3. https://www.pocsports.com/eu/spine-vpd-air-vest/20450.html?dwvar_20450_color=Uranium Black&cgid=mtb-back-protection#start=1 (Protektorweste Level 1)

Über Antworten würde ich mich sehr freuen.

Viele Grüße
ForestRider


----------



## MDubiedMTB (1. Februar 2020)

Stehe vor dem gleichen Problem. Irgendwie ist es aber schwierig Infos oder Tests über das System Torso zu bekommen, welches mich reizt. Dazu gibt es hier auch nen nur kurzen thread.


----------



## MTB-News.de




----------



## erborow (1. Februar 2020)

was genau spricht für das system Torso, außer dass es teuer ist, scheiße aussieht und nur Level 1 schafft?

Fährst du mit Rucksack? dann ist ein protektor im Rucksack naheliegend.
Möchtest du die Arme auch abdecken?
Wie schwer/warm darf der Protektor maximal sein?

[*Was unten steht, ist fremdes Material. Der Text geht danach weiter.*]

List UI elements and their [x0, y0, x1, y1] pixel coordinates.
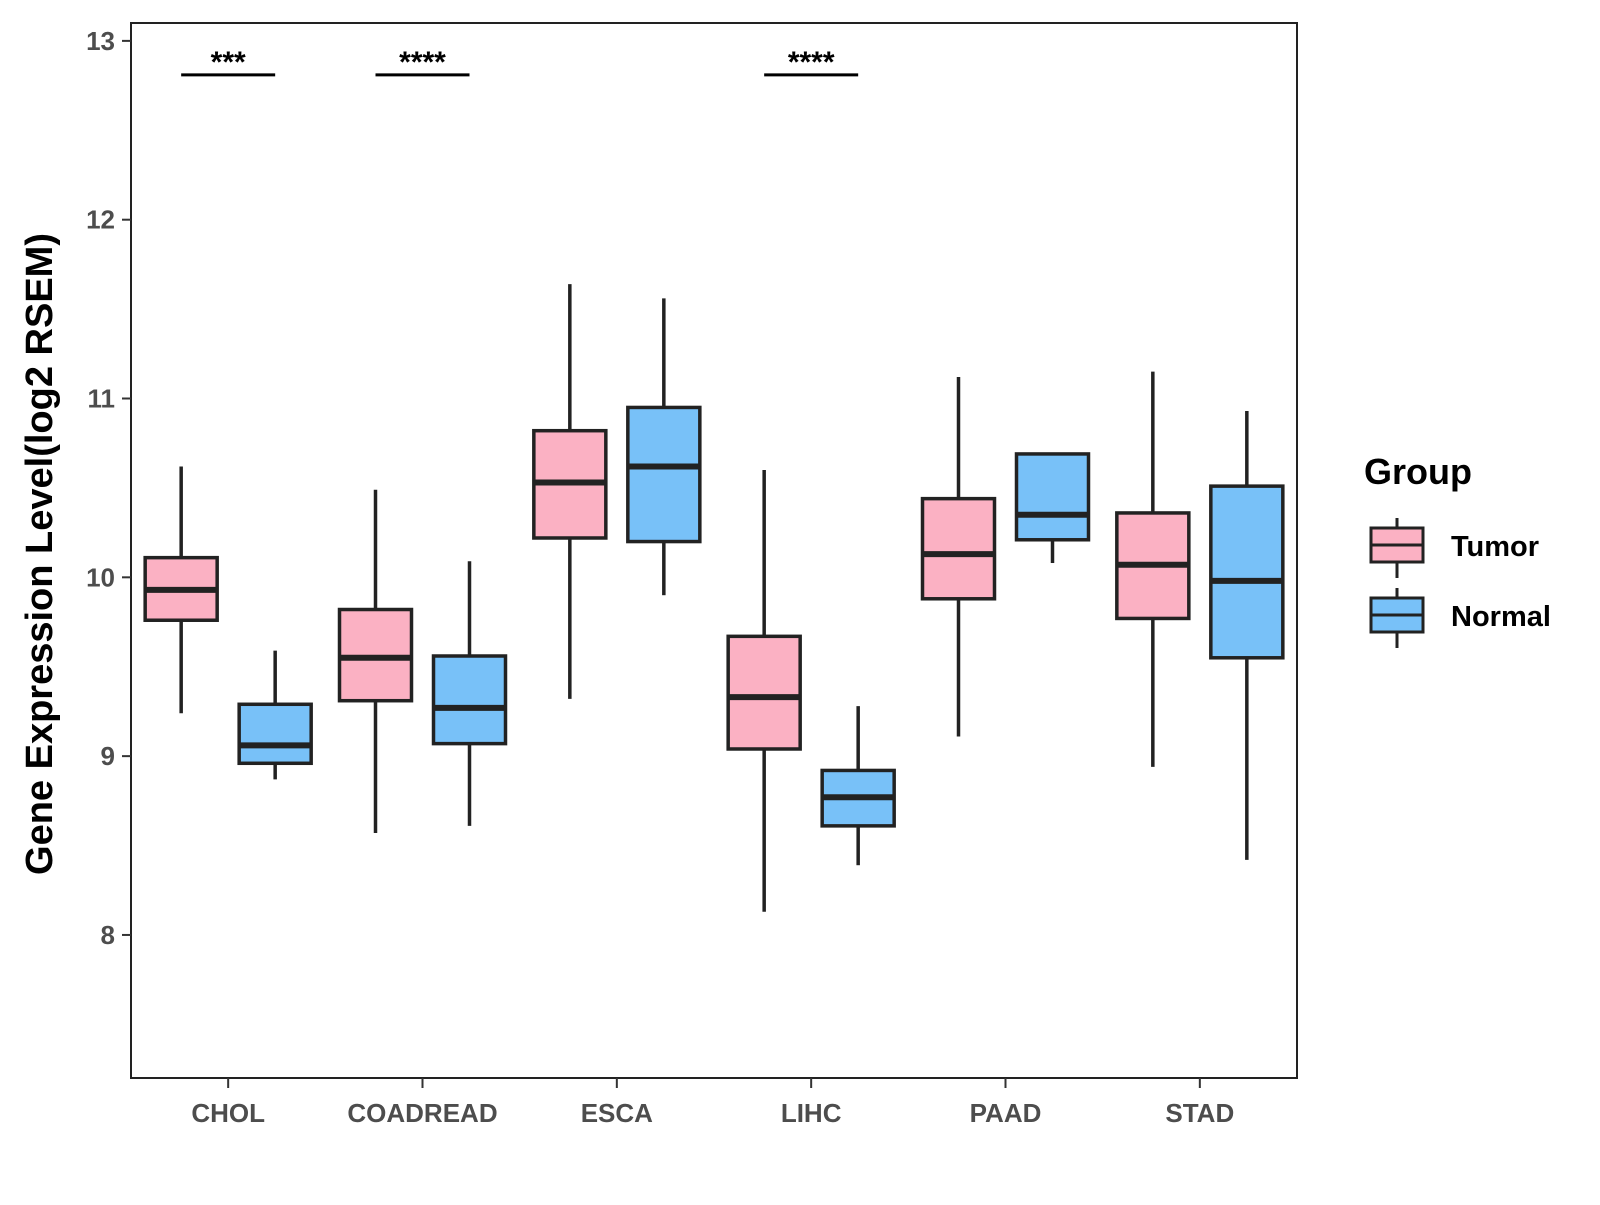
legend-layer: Group Tumor Normal — [1364, 451, 1551, 648]
boxes-layer — [143, 284, 1285, 912]
legend-label: Normal — [1451, 601, 1551, 633]
box-normal-chol — [237, 650, 313, 780]
x-tick-label: PAAD — [970, 1098, 1042, 1128]
box-normal-coadread — [431, 561, 508, 826]
box-normal-esca — [626, 298, 702, 596]
legend-title: Group — [1364, 451, 1472, 492]
box-normal-stad — [1209, 411, 1285, 860]
significance-label: **** — [788, 46, 835, 79]
significance-coadread: **** — [375, 46, 470, 79]
box-tumor-stad — [1115, 371, 1191, 767]
y-tick-label: 9 — [101, 741, 115, 771]
box-body — [626, 405, 702, 544]
significance-label: *** — [211, 46, 246, 79]
box-tumor-chol — [143, 466, 219, 714]
box-body — [1209, 484, 1285, 660]
y-tick-label: 13 — [86, 26, 115, 56]
x-tick-label: COADREAD — [347, 1098, 497, 1128]
legend-label: Tumor — [1451, 531, 1539, 563]
x-tick-label: CHOL — [191, 1098, 265, 1128]
plot-panel-border — [130, 22, 1298, 1079]
axes-layer: 8 9 10 11 12 13 CHOL COADREAD ESCA LIHC PAAD STAD — [86, 22, 1298, 1128]
x-tick-label: STAD — [1165, 1098, 1234, 1128]
significance-lihc: **** — [764, 46, 859, 79]
box-body — [431, 654, 508, 746]
box-normal-lihc — [820, 706, 896, 866]
box-body — [1014, 452, 1091, 542]
box-body — [726, 634, 802, 751]
y-tick-label: 8 — [101, 920, 115, 950]
significance-label: **** — [399, 46, 446, 79]
box-tumor-lihc — [726, 470, 802, 912]
box-tumor-coadread — [337, 489, 414, 834]
y-tick-label: 12 — [86, 205, 115, 235]
box-tumor-esca — [532, 284, 608, 699]
y-tick-label: 10 — [86, 562, 115, 592]
legend-item-tumor: Tumor — [1369, 518, 1539, 578]
box-body — [237, 702, 313, 766]
y-axis-title: Gene Expression Level(log2 RSEM) — [19, 233, 61, 875]
annotations-layer: *** **** **** — [181, 46, 859, 79]
significance-chol: *** — [181, 46, 276, 79]
x-tick-label: LIHC — [781, 1098, 842, 1128]
y-tick-label: 11 — [88, 384, 116, 414]
box-tumor-paad — [920, 377, 997, 737]
box-body — [920, 496, 997, 601]
legend-item-normal: Normal — [1369, 588, 1551, 648]
box-normal-paad — [1014, 452, 1091, 564]
x-tick-label: ESCA — [581, 1098, 653, 1128]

ich würde mir mal den hier angucken: https://www.oneal.eu/shop/?content=detail&id=49584&reiter=3&img=0


----------



## piilu (1. Februar 2020)

Tests bringen einem da doch eh nicht viel. Einen Absoluten Schutz gibt's nicht. Das wichtigste ist doch, dass man sich wohl fühlt in dem Teil und es einen nicht behindert


----------



## xalex (1. Februar 2020)

Ich kann die empfehlen 








						Vorgestellt!: Scott Vanguard Protektorenjacke - MTB-News.de
					

Schutz und Stauraum gefällig? Die Scott Vanguard Protektorenjacke bietet beides – wir haben die praktische Weste mit Schutzfunktion auf den Trails getestet!




					www.mtb-news.de
				




Die Hoffnung,  dass ich nennenswert weniger schwitze,  als mit meinem Protektoren Rucksack hat sich allerdings nicht erfüllt.  Aber auch nicht mehr zumindest


----------



## HabeDEhre (1. Februar 2020)

Hier steht auch einiges zum Thema:





						Übersicht Protektoren
					

Hab mir jetzt mal die Ortema Enduro bestellt.  als alternative überleg ich noch die Leatt 3df Airfit zu bestellen, jedoch noch unsicher ob die normale oder die lite...  Wie ist es denn mit dem Waschen der Jacken/Westen? Problemlos möglich nach jedem Bikepark besuch? Vor allem sind die...




					www.mtb-news.de
				




Bin grad ebenfalls auf der Suche nach ner geeigneten leichten Weste die den Rücken schützt, da ich meinen Evoc-Rucksack wegen kaputten Schlüsselbein wohl ne Zeit lang nich tragen kann. Bin 1,88m,  83kg, schlank und eher kurzer Oberkörper.
Hab jetzt folgende Modelle zum Anprobiern da gehabt:








						Flow Vest - Protektor Shirt
					

Es verfügt über zertifizierte XmatterTM Polsterung im Rückenbereich und konzentriert sich somit auf den zuverlässigen Schutz der Wirbelsäule. Der eng anliegende und...




					www.bike-discount.de
				



in M/L sitzt gut, aber fast bisschen eng an der Brust. "nur" level 1





						Alpinestars Paragon Plus - Protektorenweste kaufen | Bike-Discount
					

Die Paragon Plus sind ergonomisch geformte Protektorenwesten, die für eine enganliegende Passform aus dehnbarem Mesh gefertigt wurden. Sie sind äußerst leicht und atmungsaktiv.




					www.bike-discount.de
				



in L. Fällt schmal aus, passt aber noch. "nur" level 1. Mein Favorit was Preis Leistung angeht.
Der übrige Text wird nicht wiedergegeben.